Yaşananlara bir bakalım… Ergenekon tartışmalarına bakılırsa, habis ur bütün uzuvlara sirayet etmiştir. Durum kötü! İşin ucunun nereye varacağı belli değil. Altından kimin çıkacağı meçhul… “Bir numara” ise hâlâ kocaman bir soru işareti?
Telefon dinlemeleri bir yanda, açılım tartışmaları diğer yanda… Açılımı dinamitlemek isteyenler mi dersiniz, suikast girişimleri mi… Yahu neler oluyor Allah aşkına! İşin iyice çivisi mi çıktı ne! Bütün bunların yüzde biri olsa, dünyanın birçok ülkesinde yer yerinden oynar. Bütün bu olup bitenleri, ‘demokrasinin varlığına mı yormalı, yokluğuna mı?”, insan bunu bile kestiremiyor. Öyle ya, demokrasi olmasa, bu kadar ses çıkar mı? Peki demokrasi olsa, pespaye darbe planları böylesine alelade bir şekilde gazete sayfalarını süsler, televizyon ekranlarına taşınabilir mi? Demokrasiyi inkıtaa uğratacak çetelerin çetelesini tutamaz olduk. “Demokrasi işliyor mu, aksıyor mu?” bunu bari bilebilseydik…

İyi tarafından bakılırsa şu denebilir: Bütün bu olan bitenin kuşkusuz demokrasiyle alakası yok.

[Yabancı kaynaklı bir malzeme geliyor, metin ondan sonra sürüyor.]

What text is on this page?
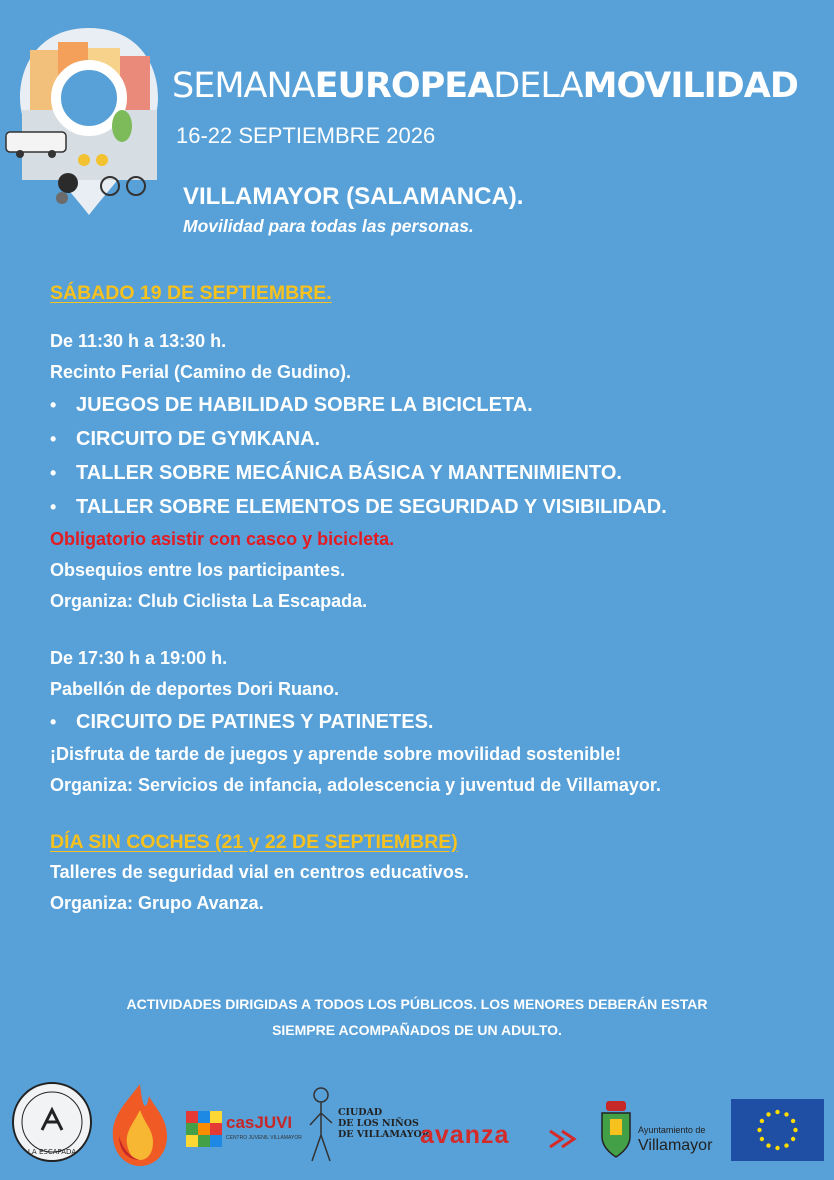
SEMANAEUROPEADELAMOVILIDAD
16-22 SEPTIEMBRE 2026
VILLAMAYOR (SALAMANCA).
Movilidad para todas las personas.
SÁBADO 19 DE SEPTIEMBRE.
De 11:30 h a 13:30 h.
Recinto Ferial (Camino de Gudino).
• JUEGOS DE HABILIDAD SOBRE LA BICICLETA.
• CIRCUITO DE GYMKANA.
• TALLER SOBRE MECÁNICA BÁSICA Y MANTENIMIENTO.
• TALLER SOBRE ELEMENTOS DE SEGURIDAD Y VISIBILIDAD.
Obligatorio asistir con casco y bicicleta.
Obsequios entre los participantes.
Organiza: Club Ciclista La Escapada.
De 17:30 h a 19:00 h.
Pabellón de deportes Dori Ruano.
• CIRCUITO DE PATINES Y PATINETES.
¡Disfruta de tarde de juegos y aprende sobre movilidad sostenible!
Organiza: Servicios de infancia, adolescencia y juventud de Villamayor.
DÍA SIN COCHES (21 y 22 DE SEPTIEMBRE)
Talleres de seguridad vial en centros educativos.
Organiza: Grupo Avanza.
ACTIVIDADES DIRIGIDAS A TODOS LOS PÚBLICOS. LOS MENORES DEBERÁN ESTAR
SIEMPRE ACOMPAÑADOS DE UN ADULTO.
LA ESCAPADA
casJUVI
CENTRO JUVENIL VILLAMAYOR
CIUDAD
DE LOS NIÑOS
DE VILLAMAYOR
avanza	Ayuntamiento de
Villamayor
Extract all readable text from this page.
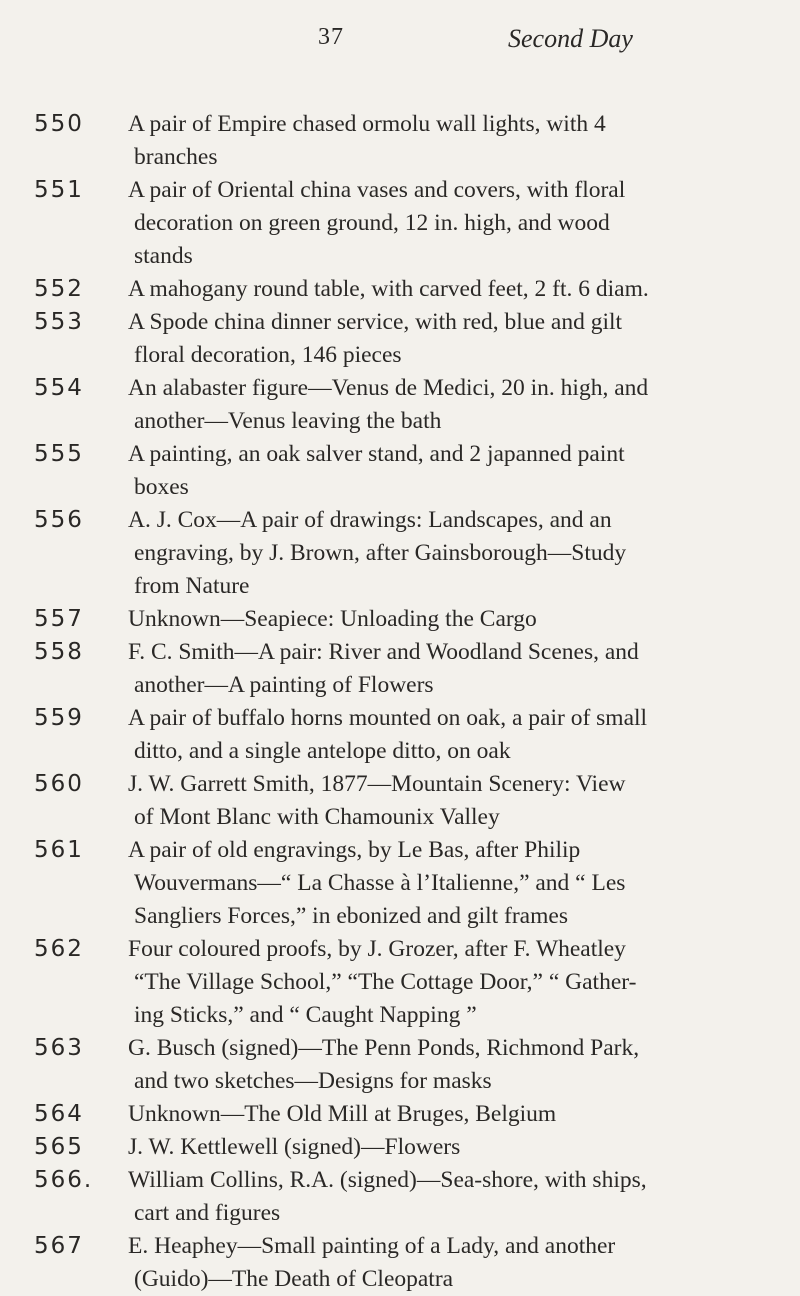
37	Second Day
550	A pair of Empire chased ormolu wall lights, with 4
branches
551	A pair of Oriental china vases and covers, with floral
decoration on green ground, 12 in. high, and wood
stands
552	A mahogany round table, with carved feet, 2 ft. 6 diam.
553	A Spode china dinner service, with red, blue and gilt
floral decoration, 146 pieces
554	An alabaster figure—Venus de Medici, 20 in. high, and
another—Venus leaving the bath
555	A painting, an oak salver stand, and 2 japanned paint
boxes
556	A. J. Cox—A pair of drawings: Landscapes, and an
engraving, by J. Brown, after Gainsborough—Study
from Nature
557	Unknown—Seapiece: Unloading the Cargo
558	F. C. Smith—A pair: River and Woodland Scenes, and
another—A painting of Flowers
559	A pair of buffalo horns mounted on oak, a pair of small
ditto, and a single antelope ditto, on oak
560	J. W. Garrett Smith, 1877—Mountain Scenery: View
of Mont Blanc with Chamounix Valley
561	A pair of old engravings, by Le Bas, after Philip
Wouvermans—“ La Chasse à l’Italienne,” and “ Les
Sangliers Forces,” in ebonized and gilt frames
562	Four coloured proofs, by J. Grozer, after F. Wheatley
“The Village School,” “The Cottage Door,” “ Gather-
ing Sticks,” and “ Caught Napping ”
563	G. Busch (signed)—The Penn Ponds, Richmond Park,
and two sketches—Designs for masks
564	Unknown—The Old Mill at Bruges, Belgium
565	J. W. Kettlewell (signed)—Flowers
566.	William Collins, R.A. (signed)—Sea-shore, with ships,
cart and figures
567	E. Heaphey—Small painting of a Lady, and another
(Guido)—The Death of Cleopatra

Demokrasinin işlediği yerde, çetelere hayat hakkı olmaz. Bu kadar çetenin hayat hakkı bulabilmiş olması demokrasinin sağlıklı işlemediğinin bir karinesi olmalı. Çetelerin varlığından, demokrasimizin ağır hasta olduğu teşhisine varabiliyoruz. Fakat, bu çetelerle mücadele gücünün olmasını önemsemek gerekir. Kendini derin zanneden üç beş çapulcuya pabuç bırakılmamaktadır. Az uz bir şey mi bu!
Ne ki anlamadığım, anlamakta zorlandığım bir şey var. Madem çapulcu derinlere karşı savaş açılmıştır; ya herro, ya merro denilmiştir. Gemiler yakılmıştır. İktidar, muktedir olmazsa asayiş berkemal olabilir mi? Hükümet, emri altındakilere (emir altına alınmışlara) iktidar olduğunu hissetirebilmiş olsa, çetelerin en azından sinmesi gerekmez mi? Bülent Arınç’a suikast girişimi gerçekse, iktidar gücünü ya hissettiremiyor demektir, ya da karşı taraf kaale almıyor demek… Yok bu bir balonsa, zaten gündem saatli bomba gibi, bu tür balonlara ne gerek!
Bir de her şey milletin gözü önünde olmak zorunda mı? Tamam, demokrasi şeffaflık demektir. Amma… Hukukun temel kuralları da, soruşturmanın gizliliğini vaaz etmektedir. “Acaba” diyorum bazen, “Milletin gözünün içine içine sokulmak istenen nedir?” Milletin gözü mü korkutulmak istenmektedir yoksa? Hani Yahya Kemal’e sormuş gazeteci; “Bütün bu adam sallandırmalar sizin gözünüzün önünde olmadı mı, neden ses çıkarmadınız?” Yahya Kemal demiş ki, “”Gözümüzün önünde olduğu için…”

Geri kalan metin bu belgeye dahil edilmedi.